Congratulations! We’ve efficiently constructed an anomaly detection resolution for time-series knowledge that labored solely by way of visualization and prompting.

By feeding each day order plots into the o3 reasoning mannequin and constraining its output to a JSON schema, the LLM managed to establish three totally different anomaly sorts with correct localization. All of this was achieved with out coaching any ML mannequin.

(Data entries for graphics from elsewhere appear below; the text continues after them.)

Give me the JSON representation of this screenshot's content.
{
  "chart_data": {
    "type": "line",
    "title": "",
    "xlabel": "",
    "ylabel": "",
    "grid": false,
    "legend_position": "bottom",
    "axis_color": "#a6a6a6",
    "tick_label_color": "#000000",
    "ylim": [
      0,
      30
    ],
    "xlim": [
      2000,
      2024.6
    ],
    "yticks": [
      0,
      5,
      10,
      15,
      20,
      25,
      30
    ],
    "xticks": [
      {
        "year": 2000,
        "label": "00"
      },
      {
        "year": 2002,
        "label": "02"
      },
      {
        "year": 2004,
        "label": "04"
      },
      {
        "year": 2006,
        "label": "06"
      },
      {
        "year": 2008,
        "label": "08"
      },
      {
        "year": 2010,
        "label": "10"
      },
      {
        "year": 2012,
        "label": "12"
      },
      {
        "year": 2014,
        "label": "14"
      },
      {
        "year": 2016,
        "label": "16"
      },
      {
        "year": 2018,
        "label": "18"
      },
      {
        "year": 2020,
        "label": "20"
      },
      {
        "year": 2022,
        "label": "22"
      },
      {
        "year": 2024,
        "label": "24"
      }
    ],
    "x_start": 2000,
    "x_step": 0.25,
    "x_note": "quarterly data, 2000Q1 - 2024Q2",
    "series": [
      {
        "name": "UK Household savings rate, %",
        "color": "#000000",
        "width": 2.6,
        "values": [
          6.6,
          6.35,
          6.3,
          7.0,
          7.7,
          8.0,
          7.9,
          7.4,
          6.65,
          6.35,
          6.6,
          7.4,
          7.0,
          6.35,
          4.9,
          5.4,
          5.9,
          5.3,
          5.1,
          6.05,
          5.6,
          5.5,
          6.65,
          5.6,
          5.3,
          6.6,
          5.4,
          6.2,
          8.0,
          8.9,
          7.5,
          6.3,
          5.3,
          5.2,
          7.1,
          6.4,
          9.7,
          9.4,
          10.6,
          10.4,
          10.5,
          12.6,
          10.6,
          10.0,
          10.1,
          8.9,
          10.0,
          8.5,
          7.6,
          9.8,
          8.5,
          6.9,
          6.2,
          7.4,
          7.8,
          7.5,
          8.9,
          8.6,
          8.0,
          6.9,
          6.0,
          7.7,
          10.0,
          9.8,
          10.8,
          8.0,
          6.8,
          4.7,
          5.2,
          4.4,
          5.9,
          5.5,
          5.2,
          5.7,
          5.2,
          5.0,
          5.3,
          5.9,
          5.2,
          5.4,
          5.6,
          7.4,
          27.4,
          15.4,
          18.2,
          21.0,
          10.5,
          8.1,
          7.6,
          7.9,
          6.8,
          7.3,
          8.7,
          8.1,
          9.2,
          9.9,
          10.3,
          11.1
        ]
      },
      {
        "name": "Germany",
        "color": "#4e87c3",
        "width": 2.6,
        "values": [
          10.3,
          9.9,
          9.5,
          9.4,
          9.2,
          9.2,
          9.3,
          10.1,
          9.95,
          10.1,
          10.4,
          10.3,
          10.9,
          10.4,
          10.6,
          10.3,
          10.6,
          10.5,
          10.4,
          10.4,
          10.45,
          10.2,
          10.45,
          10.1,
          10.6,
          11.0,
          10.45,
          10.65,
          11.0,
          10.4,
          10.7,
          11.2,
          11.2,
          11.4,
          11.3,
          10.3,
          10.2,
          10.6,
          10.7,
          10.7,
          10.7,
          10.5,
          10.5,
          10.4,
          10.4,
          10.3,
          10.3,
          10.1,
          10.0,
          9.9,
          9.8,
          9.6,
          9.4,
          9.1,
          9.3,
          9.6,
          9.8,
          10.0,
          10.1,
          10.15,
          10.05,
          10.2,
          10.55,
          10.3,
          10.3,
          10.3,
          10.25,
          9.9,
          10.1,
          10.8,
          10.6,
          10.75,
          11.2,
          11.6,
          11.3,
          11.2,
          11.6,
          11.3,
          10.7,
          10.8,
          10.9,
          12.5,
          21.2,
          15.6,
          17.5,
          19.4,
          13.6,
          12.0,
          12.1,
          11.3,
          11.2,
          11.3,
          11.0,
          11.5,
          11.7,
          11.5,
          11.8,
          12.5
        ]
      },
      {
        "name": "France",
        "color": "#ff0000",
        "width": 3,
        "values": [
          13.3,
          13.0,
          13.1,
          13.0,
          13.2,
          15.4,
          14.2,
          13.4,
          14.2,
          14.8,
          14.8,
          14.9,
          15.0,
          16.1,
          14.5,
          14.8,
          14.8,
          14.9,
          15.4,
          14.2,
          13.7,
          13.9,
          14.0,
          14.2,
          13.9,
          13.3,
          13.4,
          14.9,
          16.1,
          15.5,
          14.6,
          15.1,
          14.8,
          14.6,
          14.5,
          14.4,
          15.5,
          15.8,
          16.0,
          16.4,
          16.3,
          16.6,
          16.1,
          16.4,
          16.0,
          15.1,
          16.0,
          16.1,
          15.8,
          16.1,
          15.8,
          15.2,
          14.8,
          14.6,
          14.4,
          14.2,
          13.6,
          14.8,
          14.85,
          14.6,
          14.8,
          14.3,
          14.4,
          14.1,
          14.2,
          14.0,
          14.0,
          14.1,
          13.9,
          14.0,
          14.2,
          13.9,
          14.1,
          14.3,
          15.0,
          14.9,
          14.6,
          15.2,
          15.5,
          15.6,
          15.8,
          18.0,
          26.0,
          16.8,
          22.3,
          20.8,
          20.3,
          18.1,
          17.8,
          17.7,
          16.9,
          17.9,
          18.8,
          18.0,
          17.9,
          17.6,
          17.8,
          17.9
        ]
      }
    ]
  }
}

Spectacular!

If we take a step again, we are able to see that the answer we constructed illustrates the broader sample of mixing three capabilities:

• See: multimodal enter to let the mannequin eat figures straight.
• Suppose: step-by-step reasoning functionality to sort out advanced issues.
• Combine: structured output that downstream methods can simply eat (e.g., producing visualizations).

The mix of multimodal enter + reasoning + structured output actually creates a flexible basis for helpful LLM purposes.

You now have the constructing blocks prepared. What do you wish to construct subsequent?